Is every commutative ring having the invariant basis number property equivalent to AC?

Question

The proof I know that every commutative ring has the invariant basis number property involves quotienting by a maximum ideal to get a field, and so reducing to the case where the commutative ring is a field, for which the result is already proven. I wondered if there might be a "direct" proof, and tried to formalize it like this.

The fact that every commutative ring has a maximal ideal is proven with Zorn's lemma, and I suspect is in fact equivalent to Zorn's lemma. If we work in a set theory without Zorn's lemma/AC, is it still true that every commutative ring has the invariant basis number?

Answer 1

The statement that nonzero commutative rings enjoy the invariant basis number property is true without any form of choice. In fact, it even holds in constructive mathematics, so without using the law of excluded middle.

A proof is contained in Fred Richman's three-page jewel Nontrivial uses of trivial rings. More specifically, he shows that:

Let $A$ be a commutative ring.

• If there is a linear injection $A^n \to A^m$ with $n > m$, then $1 = 0$ in $A$.
• If there is a linear surjection $A^n \to A^m$ with $n < m$, then $1 = 0$ in $A$.

The proof is fully explicit, showing how one can derive the equation $1 = 0$ from the (conditional) equations expressing the assumptions.

Answer 2

It's not equivalent to the axiom of choice, although it may well need some weak form of choice.

It is well-known that the statement that every commutative ring has a prime ideal is strictly weaker than AC.
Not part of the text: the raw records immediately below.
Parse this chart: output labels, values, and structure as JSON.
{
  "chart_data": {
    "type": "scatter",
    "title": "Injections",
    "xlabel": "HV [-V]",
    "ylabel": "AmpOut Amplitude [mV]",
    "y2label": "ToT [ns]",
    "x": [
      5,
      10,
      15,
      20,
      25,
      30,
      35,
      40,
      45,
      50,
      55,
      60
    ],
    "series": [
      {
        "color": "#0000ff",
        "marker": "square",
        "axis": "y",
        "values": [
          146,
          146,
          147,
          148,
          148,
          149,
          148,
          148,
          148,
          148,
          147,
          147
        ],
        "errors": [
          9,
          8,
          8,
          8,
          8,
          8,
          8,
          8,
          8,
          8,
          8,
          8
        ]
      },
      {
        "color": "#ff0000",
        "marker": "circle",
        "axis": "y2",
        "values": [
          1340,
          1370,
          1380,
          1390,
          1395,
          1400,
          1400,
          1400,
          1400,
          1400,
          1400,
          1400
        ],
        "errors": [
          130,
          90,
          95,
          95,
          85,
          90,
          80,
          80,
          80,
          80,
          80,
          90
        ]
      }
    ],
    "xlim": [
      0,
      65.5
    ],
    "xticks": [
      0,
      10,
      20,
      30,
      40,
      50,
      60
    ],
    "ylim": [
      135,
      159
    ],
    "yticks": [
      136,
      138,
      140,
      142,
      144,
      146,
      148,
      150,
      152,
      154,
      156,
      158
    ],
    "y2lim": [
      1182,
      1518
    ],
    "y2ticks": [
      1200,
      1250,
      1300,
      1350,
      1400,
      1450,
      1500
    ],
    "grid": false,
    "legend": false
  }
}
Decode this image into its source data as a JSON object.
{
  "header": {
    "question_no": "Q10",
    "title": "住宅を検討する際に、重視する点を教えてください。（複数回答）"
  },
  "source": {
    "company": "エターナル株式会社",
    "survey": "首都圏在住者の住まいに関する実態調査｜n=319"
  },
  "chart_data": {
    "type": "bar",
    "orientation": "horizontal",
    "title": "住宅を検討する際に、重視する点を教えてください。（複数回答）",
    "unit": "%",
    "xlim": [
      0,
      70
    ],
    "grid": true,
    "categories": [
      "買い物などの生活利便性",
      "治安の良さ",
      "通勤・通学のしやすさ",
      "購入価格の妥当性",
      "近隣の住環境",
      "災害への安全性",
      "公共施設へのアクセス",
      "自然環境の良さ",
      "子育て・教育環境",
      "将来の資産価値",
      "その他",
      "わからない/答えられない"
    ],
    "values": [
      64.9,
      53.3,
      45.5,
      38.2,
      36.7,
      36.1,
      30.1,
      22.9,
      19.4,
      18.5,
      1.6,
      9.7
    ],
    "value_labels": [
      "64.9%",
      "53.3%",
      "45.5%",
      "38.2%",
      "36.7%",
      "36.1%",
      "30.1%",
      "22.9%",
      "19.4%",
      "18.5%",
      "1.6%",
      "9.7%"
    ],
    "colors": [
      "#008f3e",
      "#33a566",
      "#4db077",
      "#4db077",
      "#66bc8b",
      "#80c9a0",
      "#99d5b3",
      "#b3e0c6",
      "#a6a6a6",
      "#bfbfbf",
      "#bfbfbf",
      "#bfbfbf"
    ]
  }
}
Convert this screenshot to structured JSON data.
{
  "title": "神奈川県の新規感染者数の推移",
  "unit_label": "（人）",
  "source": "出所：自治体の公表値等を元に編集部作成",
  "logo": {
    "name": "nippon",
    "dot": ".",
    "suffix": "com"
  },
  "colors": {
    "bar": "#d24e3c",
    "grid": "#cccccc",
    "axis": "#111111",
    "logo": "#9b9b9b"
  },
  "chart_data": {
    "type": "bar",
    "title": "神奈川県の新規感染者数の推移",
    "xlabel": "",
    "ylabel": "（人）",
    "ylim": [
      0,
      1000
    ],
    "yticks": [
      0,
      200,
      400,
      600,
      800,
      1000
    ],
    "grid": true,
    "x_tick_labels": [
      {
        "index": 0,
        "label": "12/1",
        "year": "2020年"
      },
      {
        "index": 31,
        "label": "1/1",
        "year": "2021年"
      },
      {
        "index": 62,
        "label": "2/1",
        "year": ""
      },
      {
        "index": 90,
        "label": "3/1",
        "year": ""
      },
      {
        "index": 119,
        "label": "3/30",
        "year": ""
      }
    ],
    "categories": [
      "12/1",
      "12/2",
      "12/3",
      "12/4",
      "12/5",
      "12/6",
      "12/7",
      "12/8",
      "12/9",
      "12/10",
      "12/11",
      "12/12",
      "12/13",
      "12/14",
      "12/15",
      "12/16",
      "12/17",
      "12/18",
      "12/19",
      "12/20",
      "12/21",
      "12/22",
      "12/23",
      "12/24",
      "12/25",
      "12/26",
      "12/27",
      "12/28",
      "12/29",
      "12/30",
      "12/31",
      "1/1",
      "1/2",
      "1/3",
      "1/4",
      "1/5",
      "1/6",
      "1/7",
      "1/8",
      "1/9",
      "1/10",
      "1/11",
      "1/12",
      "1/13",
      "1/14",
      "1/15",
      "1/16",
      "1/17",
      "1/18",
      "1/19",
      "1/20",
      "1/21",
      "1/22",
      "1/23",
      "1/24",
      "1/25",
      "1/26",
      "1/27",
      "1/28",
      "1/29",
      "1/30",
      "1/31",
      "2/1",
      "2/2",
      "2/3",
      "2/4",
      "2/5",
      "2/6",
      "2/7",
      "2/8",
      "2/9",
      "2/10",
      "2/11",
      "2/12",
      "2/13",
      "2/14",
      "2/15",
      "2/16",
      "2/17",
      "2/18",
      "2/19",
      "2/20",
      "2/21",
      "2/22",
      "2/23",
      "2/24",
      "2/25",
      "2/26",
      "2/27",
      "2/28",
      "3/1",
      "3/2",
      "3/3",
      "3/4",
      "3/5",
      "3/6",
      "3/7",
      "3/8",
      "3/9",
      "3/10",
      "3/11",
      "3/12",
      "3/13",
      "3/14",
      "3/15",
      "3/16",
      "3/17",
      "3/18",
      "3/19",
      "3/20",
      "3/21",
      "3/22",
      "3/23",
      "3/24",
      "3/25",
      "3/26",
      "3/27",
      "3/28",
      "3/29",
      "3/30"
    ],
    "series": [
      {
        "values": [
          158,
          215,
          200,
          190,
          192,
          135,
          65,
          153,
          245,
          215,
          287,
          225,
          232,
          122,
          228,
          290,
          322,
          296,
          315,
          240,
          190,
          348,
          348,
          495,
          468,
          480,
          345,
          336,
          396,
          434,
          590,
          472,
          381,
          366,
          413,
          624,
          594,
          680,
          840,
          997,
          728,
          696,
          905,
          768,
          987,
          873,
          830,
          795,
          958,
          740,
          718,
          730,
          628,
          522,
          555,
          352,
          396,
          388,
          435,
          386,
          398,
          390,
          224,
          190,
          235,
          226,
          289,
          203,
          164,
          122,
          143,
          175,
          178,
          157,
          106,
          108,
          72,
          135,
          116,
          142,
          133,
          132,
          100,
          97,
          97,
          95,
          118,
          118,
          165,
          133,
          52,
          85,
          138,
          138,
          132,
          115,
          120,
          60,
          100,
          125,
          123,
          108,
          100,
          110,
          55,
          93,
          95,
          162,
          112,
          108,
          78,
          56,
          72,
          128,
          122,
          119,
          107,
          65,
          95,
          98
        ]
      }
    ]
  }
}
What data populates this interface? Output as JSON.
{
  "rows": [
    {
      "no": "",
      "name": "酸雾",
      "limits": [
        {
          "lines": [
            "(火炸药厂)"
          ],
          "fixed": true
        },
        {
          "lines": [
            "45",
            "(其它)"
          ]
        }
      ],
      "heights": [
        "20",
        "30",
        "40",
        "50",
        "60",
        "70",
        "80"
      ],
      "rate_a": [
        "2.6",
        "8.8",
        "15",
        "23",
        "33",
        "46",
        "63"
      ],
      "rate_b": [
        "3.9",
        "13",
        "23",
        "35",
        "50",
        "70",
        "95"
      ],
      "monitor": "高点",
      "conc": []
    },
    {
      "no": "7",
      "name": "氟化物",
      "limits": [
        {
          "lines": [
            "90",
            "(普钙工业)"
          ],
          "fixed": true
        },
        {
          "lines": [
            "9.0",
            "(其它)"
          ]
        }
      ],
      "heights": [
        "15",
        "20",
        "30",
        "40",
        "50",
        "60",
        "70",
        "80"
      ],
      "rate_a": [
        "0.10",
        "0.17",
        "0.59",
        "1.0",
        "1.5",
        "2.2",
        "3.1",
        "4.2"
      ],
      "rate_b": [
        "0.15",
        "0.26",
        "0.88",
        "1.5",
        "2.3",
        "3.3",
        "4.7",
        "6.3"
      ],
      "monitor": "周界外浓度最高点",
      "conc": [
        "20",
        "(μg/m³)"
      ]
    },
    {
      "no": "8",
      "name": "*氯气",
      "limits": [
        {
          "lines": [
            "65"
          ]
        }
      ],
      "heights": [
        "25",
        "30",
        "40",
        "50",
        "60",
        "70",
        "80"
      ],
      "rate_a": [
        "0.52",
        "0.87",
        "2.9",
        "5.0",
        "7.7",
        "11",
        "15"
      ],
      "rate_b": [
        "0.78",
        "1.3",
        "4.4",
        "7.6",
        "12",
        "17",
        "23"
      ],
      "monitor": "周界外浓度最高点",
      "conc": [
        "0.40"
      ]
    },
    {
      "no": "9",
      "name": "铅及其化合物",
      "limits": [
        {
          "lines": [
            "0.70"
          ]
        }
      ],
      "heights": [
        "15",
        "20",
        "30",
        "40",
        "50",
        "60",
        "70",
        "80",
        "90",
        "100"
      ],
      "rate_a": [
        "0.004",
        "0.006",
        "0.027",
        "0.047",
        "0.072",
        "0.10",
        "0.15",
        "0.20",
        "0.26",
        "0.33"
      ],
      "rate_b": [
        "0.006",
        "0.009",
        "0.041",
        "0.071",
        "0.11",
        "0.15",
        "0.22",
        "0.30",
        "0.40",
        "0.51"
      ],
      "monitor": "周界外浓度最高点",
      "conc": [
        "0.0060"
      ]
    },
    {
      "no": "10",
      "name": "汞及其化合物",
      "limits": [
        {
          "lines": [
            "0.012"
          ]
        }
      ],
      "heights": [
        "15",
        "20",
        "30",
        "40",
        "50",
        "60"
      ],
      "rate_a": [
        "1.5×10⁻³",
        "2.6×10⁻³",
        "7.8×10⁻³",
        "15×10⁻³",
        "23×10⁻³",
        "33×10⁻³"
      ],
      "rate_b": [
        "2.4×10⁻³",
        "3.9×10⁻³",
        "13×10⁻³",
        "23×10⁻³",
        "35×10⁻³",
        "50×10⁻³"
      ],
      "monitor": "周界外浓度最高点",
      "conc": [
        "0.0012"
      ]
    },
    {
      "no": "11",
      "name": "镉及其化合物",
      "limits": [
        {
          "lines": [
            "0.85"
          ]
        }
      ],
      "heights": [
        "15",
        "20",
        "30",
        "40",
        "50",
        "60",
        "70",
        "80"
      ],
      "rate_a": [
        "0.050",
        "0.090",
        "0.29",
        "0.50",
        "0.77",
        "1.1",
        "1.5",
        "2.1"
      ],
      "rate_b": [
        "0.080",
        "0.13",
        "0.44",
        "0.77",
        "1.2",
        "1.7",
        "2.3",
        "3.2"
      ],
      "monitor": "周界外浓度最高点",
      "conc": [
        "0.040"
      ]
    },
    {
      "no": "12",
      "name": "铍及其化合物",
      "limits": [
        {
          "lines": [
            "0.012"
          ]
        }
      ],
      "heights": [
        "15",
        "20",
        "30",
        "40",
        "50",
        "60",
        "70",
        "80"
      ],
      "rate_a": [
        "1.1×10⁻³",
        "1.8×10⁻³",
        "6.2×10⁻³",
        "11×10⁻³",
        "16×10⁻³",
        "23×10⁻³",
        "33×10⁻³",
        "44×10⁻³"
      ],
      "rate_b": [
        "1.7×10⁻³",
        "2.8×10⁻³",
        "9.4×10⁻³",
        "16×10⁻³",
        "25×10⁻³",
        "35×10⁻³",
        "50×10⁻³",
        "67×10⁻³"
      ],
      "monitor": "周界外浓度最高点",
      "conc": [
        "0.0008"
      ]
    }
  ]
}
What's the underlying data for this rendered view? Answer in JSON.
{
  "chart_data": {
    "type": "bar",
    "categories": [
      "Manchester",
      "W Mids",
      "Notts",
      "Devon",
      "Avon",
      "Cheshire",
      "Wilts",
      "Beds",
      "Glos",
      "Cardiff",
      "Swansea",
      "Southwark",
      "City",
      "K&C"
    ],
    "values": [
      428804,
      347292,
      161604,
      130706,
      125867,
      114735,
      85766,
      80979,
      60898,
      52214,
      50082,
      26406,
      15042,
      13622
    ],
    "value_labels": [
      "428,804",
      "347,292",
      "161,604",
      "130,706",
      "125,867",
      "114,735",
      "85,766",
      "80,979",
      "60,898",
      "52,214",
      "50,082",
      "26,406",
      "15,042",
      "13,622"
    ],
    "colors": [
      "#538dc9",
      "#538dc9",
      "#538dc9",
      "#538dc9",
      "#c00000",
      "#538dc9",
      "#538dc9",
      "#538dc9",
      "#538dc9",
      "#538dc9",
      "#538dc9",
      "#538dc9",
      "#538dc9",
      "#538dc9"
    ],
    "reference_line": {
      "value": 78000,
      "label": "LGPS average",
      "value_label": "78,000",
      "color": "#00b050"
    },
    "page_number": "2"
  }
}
If $\mathfrak{p}$ is a prime ideal of $R$, and $K$ is the field of fractions of the integral domain $R/\mathfrak{p}$, then the rank of a free $R$-module $F$ is the $K$-dimension of $F\otimes_RK$.

Answer 3

We do not need axiom of choice to show that commutative rings have invariant basis number property. We can prove it with the help of exterior algebra $\wedge(V)$. Let $A$ be a commutative ring. First of all, it is obvious that if $m>n$, the $A$-module $\wedge^m(A^n)=0$ by considering a basis $p_1,p_2,...p_n$ and writing each element of $A^n$ in terms of the basis. Now we will show that $\wedge^n(A^n)$ is not $0$, by providing a surjective homomorphism onto $A$. Take a labelled basis $p_1,p_2,...p_n$ of $A^n$. Now for any permutation $\sigma$ in $S_n$ and elements $a_1,a_2,...a_n$ in $A$, send $a_1*p_{\sigma(1)} \wedge a_2*p_{\sigma(2)} .... \wedge a_n*p_{\sigma(n)}$ to $s(\sigma)*a_1a_2....a_n$ where $s(\sigma)$ is the sign of the permutation. Check that this uniquely extends to a surjective homomorphism $\wedge^n(A^n) \rightarrow A$ by bilinearity and the $v \wedge v=0$ property of the exterior algebra. Thus if $A$ is commutative and not trivial, $\wedge^n(A^n)$ isn't trivial. Now if $A^m$ and $A^n$ are isomorphic for some $m \neq n$, if we take $m>n$ WLOG, we see that there is a surjective homomorphism from $0=\wedge^m(A^n)=\wedge^m(A^m)$ to $A$, contradiction as $A$ is non-trivial. Thus non-trivial commutative rings satisfy IBN property.